The Nepali Congress (NC)-led ruling coalition largely stood together to ratify the agreement. However, the ratification was prefaced with an “interpretive declaration” to placate concerns of skeptics and save face for coalition partners that had opposed the MCC in the past.
Foremost among those who did a volte-face on the MCC is Pushpa Kamal Dahal, aka “Prachanda,” the chairman of the Nepal Communist Party-Maoist Centre (NCP-MC), a key ruling coalition partner. Just days earlier, Prachanda had threatened to quit the coalition government and break the coalition if Prime Minister Sher Bahadur Deuba of the NC forced his way to ratify the compact. Prachanda had also deployed his party’s fraternal organizations to protest against the ratification.

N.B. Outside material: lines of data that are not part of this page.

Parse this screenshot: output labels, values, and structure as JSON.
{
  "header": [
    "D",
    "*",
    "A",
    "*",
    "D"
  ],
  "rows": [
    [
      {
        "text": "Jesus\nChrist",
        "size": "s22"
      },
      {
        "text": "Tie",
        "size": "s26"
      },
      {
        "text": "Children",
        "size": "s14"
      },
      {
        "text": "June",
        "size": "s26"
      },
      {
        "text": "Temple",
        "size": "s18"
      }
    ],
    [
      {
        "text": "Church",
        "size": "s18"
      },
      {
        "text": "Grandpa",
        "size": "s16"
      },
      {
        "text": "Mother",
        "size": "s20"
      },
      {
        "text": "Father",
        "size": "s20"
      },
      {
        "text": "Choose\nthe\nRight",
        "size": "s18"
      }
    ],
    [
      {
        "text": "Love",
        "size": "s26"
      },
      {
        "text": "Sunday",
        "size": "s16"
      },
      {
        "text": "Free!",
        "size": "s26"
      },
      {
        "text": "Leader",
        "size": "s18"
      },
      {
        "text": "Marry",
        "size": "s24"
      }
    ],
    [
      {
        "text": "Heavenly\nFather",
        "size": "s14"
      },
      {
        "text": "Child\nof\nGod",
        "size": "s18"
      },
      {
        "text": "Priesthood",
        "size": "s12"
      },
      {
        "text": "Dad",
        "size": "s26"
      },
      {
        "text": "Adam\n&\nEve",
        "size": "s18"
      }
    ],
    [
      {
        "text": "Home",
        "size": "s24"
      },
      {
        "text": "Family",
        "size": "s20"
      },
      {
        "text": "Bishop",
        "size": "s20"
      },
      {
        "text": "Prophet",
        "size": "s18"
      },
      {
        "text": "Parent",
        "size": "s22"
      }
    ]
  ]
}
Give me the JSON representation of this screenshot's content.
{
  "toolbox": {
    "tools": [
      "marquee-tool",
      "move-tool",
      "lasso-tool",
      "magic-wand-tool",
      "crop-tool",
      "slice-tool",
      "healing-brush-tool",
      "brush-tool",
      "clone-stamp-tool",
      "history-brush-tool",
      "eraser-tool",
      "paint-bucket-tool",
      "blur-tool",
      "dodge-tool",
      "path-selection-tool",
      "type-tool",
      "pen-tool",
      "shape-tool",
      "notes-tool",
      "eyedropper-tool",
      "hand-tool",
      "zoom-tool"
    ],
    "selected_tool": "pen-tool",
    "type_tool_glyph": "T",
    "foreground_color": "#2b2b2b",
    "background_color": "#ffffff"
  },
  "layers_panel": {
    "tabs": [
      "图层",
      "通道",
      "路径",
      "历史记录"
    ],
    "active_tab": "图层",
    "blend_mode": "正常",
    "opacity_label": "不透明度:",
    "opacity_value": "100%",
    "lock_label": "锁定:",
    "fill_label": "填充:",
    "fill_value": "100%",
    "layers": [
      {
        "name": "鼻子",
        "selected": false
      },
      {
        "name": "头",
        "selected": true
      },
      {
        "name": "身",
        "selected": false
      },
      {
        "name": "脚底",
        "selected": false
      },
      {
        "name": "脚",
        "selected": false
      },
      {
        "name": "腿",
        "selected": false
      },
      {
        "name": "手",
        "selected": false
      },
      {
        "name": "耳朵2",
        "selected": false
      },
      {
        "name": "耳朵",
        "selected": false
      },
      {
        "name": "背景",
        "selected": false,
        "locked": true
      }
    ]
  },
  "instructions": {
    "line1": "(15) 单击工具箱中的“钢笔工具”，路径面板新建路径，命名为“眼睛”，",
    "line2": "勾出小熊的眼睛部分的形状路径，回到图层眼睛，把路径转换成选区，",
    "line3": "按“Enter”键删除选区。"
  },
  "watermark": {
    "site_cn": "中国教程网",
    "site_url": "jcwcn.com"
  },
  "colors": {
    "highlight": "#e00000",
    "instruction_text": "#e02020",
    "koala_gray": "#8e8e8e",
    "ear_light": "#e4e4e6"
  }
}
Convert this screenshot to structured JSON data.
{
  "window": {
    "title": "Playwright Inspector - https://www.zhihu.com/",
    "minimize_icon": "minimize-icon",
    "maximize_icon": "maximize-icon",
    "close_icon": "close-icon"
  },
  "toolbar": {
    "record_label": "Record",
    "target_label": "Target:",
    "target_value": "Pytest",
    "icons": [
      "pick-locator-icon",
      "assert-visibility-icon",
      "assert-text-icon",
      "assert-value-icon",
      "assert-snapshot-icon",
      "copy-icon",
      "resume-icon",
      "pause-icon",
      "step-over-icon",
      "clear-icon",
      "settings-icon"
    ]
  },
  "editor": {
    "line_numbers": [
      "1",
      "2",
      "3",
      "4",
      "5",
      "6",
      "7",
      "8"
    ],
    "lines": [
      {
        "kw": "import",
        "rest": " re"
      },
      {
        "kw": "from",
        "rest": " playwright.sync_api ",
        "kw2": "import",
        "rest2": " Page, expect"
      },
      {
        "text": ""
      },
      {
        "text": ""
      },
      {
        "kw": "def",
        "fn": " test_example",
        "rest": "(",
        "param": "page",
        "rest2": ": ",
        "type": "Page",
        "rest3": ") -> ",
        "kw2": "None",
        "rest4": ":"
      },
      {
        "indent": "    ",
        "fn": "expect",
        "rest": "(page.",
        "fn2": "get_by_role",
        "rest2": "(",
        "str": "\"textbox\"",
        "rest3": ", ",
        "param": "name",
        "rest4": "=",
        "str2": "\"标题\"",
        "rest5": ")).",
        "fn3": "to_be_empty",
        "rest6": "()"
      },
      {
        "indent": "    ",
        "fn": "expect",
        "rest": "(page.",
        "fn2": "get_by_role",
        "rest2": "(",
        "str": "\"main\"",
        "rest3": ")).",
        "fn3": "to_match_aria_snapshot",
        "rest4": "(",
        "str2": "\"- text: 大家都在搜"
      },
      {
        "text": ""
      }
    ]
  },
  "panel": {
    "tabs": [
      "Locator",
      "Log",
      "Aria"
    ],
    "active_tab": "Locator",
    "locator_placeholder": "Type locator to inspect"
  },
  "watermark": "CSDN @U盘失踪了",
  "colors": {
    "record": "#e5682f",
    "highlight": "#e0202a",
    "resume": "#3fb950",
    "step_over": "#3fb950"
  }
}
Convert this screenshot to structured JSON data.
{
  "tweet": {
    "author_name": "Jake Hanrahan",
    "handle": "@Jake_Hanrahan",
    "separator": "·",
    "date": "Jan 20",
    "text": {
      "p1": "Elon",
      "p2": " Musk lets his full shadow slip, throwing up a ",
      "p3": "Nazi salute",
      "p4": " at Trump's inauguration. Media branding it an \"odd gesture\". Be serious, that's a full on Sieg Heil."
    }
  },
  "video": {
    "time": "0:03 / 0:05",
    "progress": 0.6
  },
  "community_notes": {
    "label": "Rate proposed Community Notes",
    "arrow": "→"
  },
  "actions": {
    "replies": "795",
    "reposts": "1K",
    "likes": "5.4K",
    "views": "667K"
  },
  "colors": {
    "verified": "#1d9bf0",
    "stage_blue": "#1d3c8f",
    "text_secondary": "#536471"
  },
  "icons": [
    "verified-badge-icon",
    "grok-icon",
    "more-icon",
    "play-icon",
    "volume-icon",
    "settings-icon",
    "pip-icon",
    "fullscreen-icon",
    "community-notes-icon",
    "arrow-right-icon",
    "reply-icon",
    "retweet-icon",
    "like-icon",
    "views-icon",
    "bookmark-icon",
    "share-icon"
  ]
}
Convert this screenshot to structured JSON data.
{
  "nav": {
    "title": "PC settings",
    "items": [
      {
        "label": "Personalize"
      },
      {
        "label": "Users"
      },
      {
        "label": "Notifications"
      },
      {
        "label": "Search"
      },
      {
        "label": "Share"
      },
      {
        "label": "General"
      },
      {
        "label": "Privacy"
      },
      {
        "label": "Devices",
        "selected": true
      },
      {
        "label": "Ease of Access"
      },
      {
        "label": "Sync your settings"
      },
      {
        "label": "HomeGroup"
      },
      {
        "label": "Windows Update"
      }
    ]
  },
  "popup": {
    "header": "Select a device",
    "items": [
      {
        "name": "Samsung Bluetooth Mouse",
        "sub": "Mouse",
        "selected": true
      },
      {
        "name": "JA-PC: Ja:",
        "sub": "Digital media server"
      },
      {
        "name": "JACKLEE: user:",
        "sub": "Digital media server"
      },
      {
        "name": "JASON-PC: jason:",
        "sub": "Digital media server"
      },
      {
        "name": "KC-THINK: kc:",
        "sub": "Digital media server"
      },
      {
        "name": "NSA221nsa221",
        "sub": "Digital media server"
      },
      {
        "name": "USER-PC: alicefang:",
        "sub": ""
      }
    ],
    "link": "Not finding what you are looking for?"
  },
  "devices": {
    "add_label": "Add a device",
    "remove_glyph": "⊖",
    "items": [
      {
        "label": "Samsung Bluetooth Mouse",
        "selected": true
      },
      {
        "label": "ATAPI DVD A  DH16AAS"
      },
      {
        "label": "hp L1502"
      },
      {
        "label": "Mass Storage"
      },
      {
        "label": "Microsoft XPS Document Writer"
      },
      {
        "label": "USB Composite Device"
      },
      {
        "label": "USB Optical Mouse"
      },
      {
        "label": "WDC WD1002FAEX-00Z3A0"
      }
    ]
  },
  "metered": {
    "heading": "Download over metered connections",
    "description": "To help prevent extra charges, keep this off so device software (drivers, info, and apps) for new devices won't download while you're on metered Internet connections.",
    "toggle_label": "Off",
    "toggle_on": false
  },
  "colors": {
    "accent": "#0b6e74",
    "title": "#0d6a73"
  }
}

It later emerged that even as he was fiercely declaring his opposition to the MCC to his party members, arguing that the MCC should not be ratified without amendment, he had co-written a letter with Deuba addressed to the MCC Board expressing support to ratifying the agreement.
Upon ratification, Deuba claimed, “Nepal’s credibility in the international arena has increased.” Unfortunately, the same cannot be said for Prachanda or the NCP-MC. He has been roundly criticized for his duplicitous behavior.
So why did Prachanda oppose the MCC earlier? First was his need to get back at former Prime Minister Khadga Prasad Oli for his attempt to marginalize him when the NCP-MC was part of the unified Nepal Communist Party (NCP) government.
The Prachanda-led Communist Party of Nepal-Maoist Centre (CPN-MC) and the Oli-led Communist Party of Nepal-United Marxist Leninist (CPN-UML) had formed an electoral alliance to fight the 2017 general election, which they won. The two parties merged the following year to form the NCP, with Oli and Prachanda as the co-chairs, and Oli as the prime minister. The two co-chairs had agreed to share power, but Oli controlled the government and the party, and relegated Prachanda to a secondary position. As prime minister, Oli was in favor of the MCC’s ratification and Prachanda therefore took his revenge on him by blocking its ratification.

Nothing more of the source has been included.